Il est possible cependant que, dans le discours du Autre Externalisé, une intention positive se présente, comme si cet Autre voulait en fait aider le patient et n’y arrive pas. Dans ce cas vous pouvez enchainer sur la série de question suivante.
- Qu’est-ce que vous craignez le plus ?
- Finalement, vos stratégies marchent-elles ? Vous permettent-elles d’atteindre vos objectifs ?
- Que pourriez-vous faire d’autre ?
- Que pensez-vous que X ait besoin ?
- De quoi, vous, avez-vous besoin ?
- Comment pourriez-vous vous aider mutuellement ?
…
Une telle interview pourrait déboucher sur un exercice des deux chaises en fonction de ce qui se passe dans le décours de celui-ci. Par exemple, si une intention positive se présente dans le discours de l’Autre Externalisé, ou encore lorsque la soumission à cette voix intérieure est très forte chez le patient, afin d’élargir les possibilités d’action du patient en présence de cette voix intérieure.

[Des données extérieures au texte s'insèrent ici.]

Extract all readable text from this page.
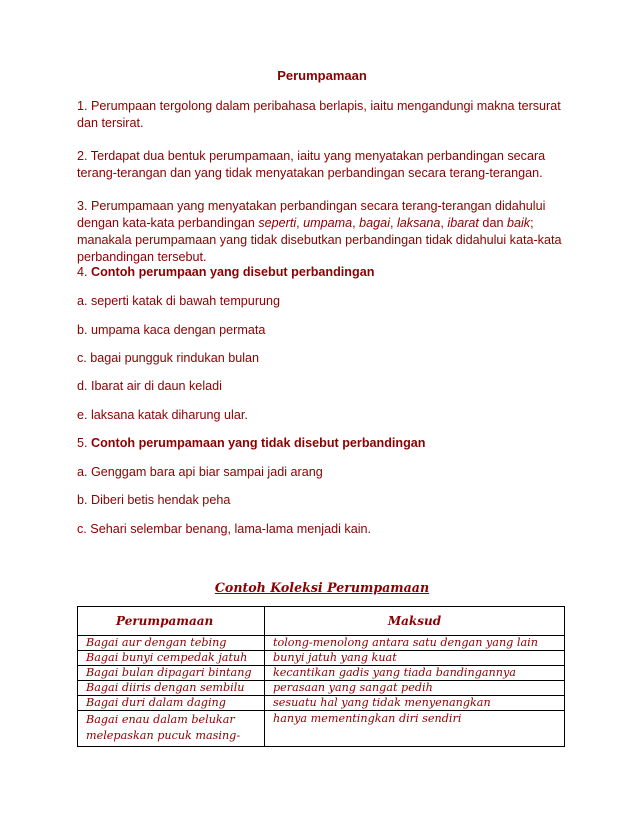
Perumpamaan
1. Perumpaan tergolong dalam peribahasa berlapis, iaitu mengandungi makna tersurat dan tersirat.
2. Terdapat dua bentuk perumpamaan, iaitu yang menyatakan perbandingan secara terang-terangan dan yang tidak menyatakan perbandingan secara terang-terangan.
3. Perumpamaan yang menyatakan perbandingan secara terang-terangan didahului dengan kata-kata perbandingan seperti, umpama, bagai, laksana, ibarat dan baik; manakala perumpamaan yang tidak disebutkan perbandingan tidak didahului kata-kata perbandingan tersebut.
4. Contoh perumpaan yang disebut perbandingan
a. seperti katak di bawah tempurung
b. umpama kaca dengan permata
c. bagai pungguk rindukan bulan
d. Ibarat air di daun keladi
e. laksana katak diharung ular.
5. Contoh perumpamaan yang tidak disebut perbandingan
a. Genggam bara api biar sampai jadi arang
b. Diberi betis hendak peha
c. Sehari selembar benang, lama-lama menjadi kain.
Contoh Koleksi Perumpamaan
Perumpamaan	Maksud
Bagai aur dengan tebing	tolong-menolong antara satu dengan yang lain
Bagai bunyi cempedak jatuh	bunyi jatuh yang kuat
Bagai bulan dipagari bintang	kecantikan gadis yang tiada bandingannya
Bagai diiris dengan sembilu	perasaan yang sangat pedih
Bagai duri dalam daging	sesuatu hal yang tidak menyenangkan
Bagai enau dalam belukar melepaskan pucuk masing-	hanya mementingkan diri sendiri
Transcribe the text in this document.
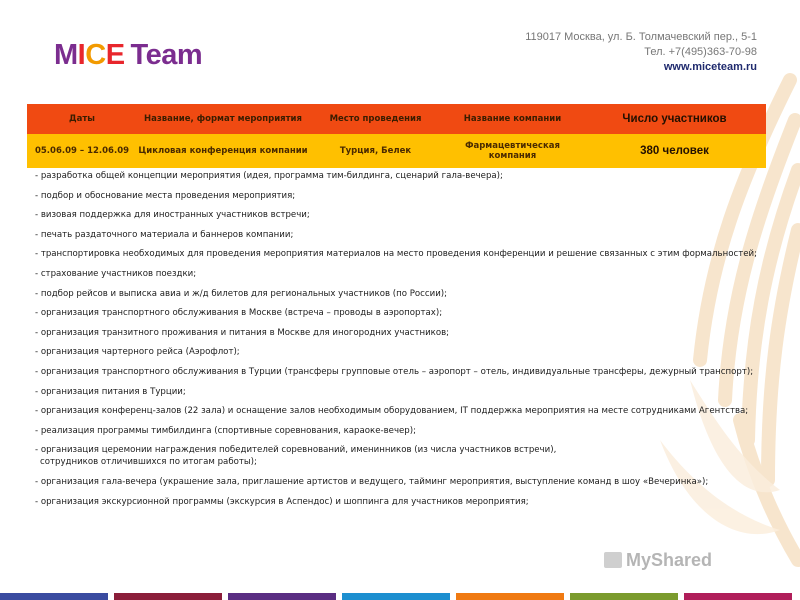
MICE Team
119017 Москва, ул. Б. Толмачевский пер., 5-1
Тел. +7(495)363-70-98
www.miceteam.ru
Даты	Название, формат мероприятия	Место проведения	Название компании	Число участников
05.06.09 – 12.06.09	Цикловая конференция компании	Турция, Белек	Фармацевтическая компания	380 человек
- разработка общей концепции мероприятия (идея, программа тим-билдинга, сценарий гала-вечера);
- подбор и обоснование места проведения мероприятия;
- визовая поддержка для иностранных участников встречи;
- печать раздаточного материала и баннеров компании;
- транспортировка необходимых для проведения мероприятия материалов на место проведения конференции и решение связанных с этим формальностей;
- страхование участников поездки;
- подбор рейсов и выписка авиа и ж/д билетов для региональных участников (по России);
- организация транспортного обслуживания в Москве (встреча – проводы в аэропортах);
- организация транзитного проживания и питания в Москве для иногородних участников;
- организация чартерного рейса (Аэрофлот);
- организация транспортного обслуживания в Турции (трансферы групповые отель – аэропорт – отель, индивидуальные трансферы, дежурный транспорт);
- организация питания в Турции;
- организация конференц-залов (22 зала) и оснащение залов необходимым оборудованием, IT поддержка мероприятия на месте сотрудниками Агентства;
- реализация программы тимбилдинга (спортивные соревнования, караоке-вечер);
- организация церемонии награждения победителей соревнований, именинников (из числа участников встречи),
сотрудников отличившихся по итогам работы);
- организация гала-вечера (украшение зала, приглашение артистов и ведущего, тайминг мероприятия, выступление команд в шоу «Вечеринка»);
- организация экскурсионной программы (экскурсия в Аспендос) и шоппинга для участников мероприятия;
MyShared
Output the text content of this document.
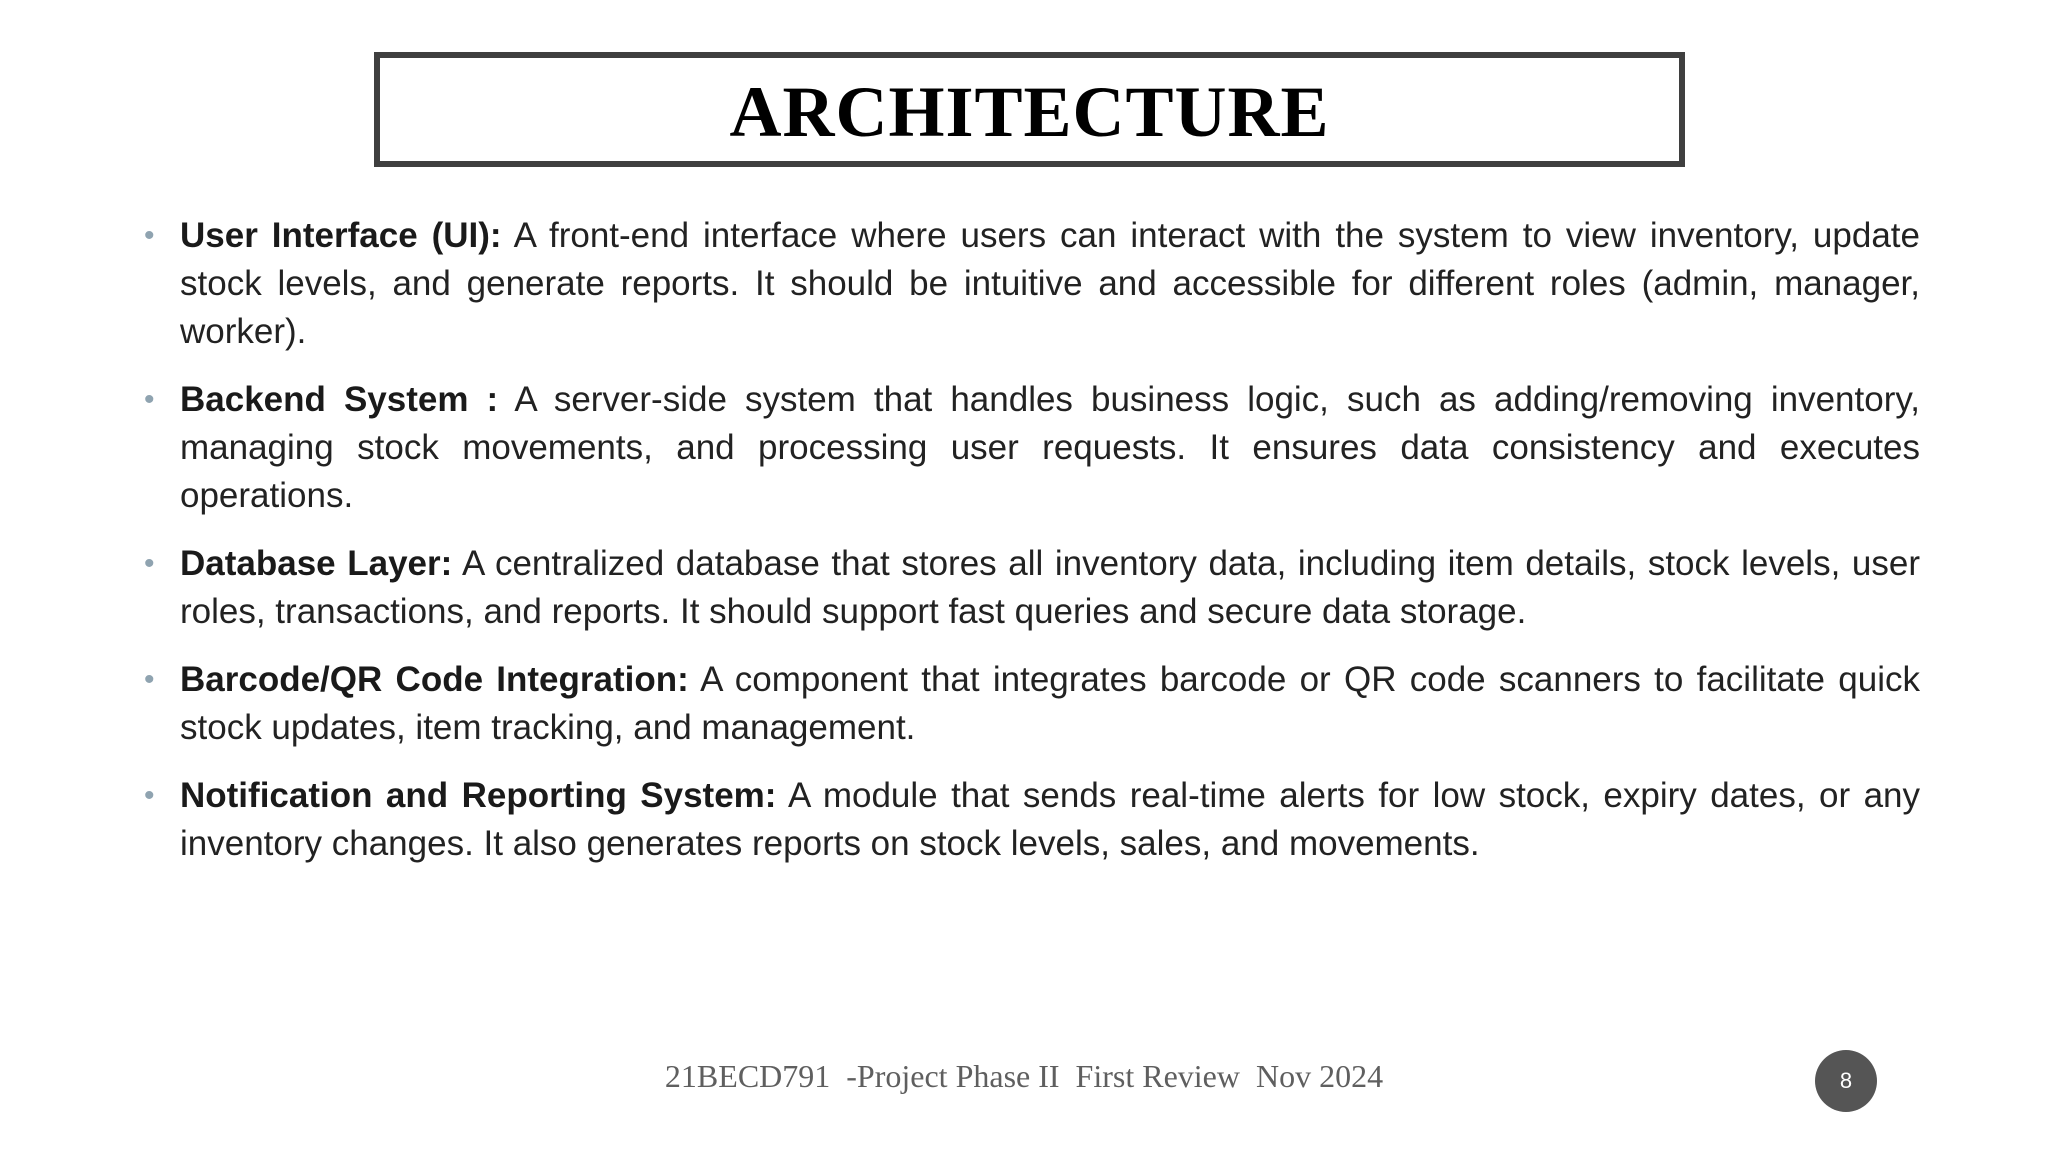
ARCHITECTURE
• User Interface (UI): A front-end interface where users can interact with the system to view inventory, update stock levels, and generate reports. It should be intuitive and accessible for different roles (admin, manager, worker).
• Backend System : A server-side system that handles business logic, such as adding/removing inventory, managing stock movements, and processing user requests. It ensures data consistency and executes operations.
• Database Layer: A centralized database that stores all inventory data, including item details, stock levels, user roles, transactions, and reports. It should support fast queries and secure data storage.
• Barcode/QR Code Integration: A component that integrates barcode or QR code scanners to facilitate quick stock updates, item tracking, and management.
• Notification and Reporting System: A module that sends real-time alerts for low stock, expiry dates, or any inventory changes. It also generates reports on stock levels, sales, and movements.
21BECD791  -Project Phase II  First Review  Nov 2024	8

Je termine souvent cet exercice en proposant au narratif de revenir à l’intérieur du patient, d’y trouver une petite place où il peut être tranquille et d’où il pourra toujours souffler ses judicieux conseils au patient.
Consignes pour le débriefing
Centrez votre attention sur l’expérience du patient. Demandez-lui ce qu’il a vécu et comment il a vécu cet exercice. Que retient-il et comment mettra-t-il cela en place ?
Variantes :
Enregistrement vidéo
Vous pouvez filmer l’interview et la visionner avec le patient, depuis sa propre perspective. Proposez-lui d’arrêter la vidéo à certains moments, lorsqu’il ressent une sensation particulière se produire en lui. L’intention de cette séance vidéo est de créer encore un peu plus de distance avec le discours invalidant. Vous pouvez également proposer à l’Autre Externalisé de laisser un message au patient par le biais de la vidéo.
Inviter une personne proche du patient pour assister à l’interview
Vous pouvez planifier cet exercice et demandant au patient d’amener une personne qui lui est proche pour assister à l’interview. L’invité assiste silencieusement à l’interview et intervient ensuite en donnant son impression sur ce qu’il a vécu, ce qu’il a perçu, des difficultés du patient et du patient lui-même. Cet version de l’exercice permet d’induire une validation sociale des difficultés que rencontre le patient et de renforcer ces liens avec sa communauté de soutien.
Focusing
Lorsque le patient est bloqué dans son discours où que vous observer une incohérence importante entre la communication verbale et non verbale, vous pouvez utiliser la technique du focusing, afin de connecter le patient au ressenti corporel de l’Autre Externalisé.
Miroir
En fin d’interview, si vous disposez d’un miroir dans votre local, proposez à l’Autre Externalisé de parler directement au patient, dans le miroir, et de lui dire quelles sont ses intentions.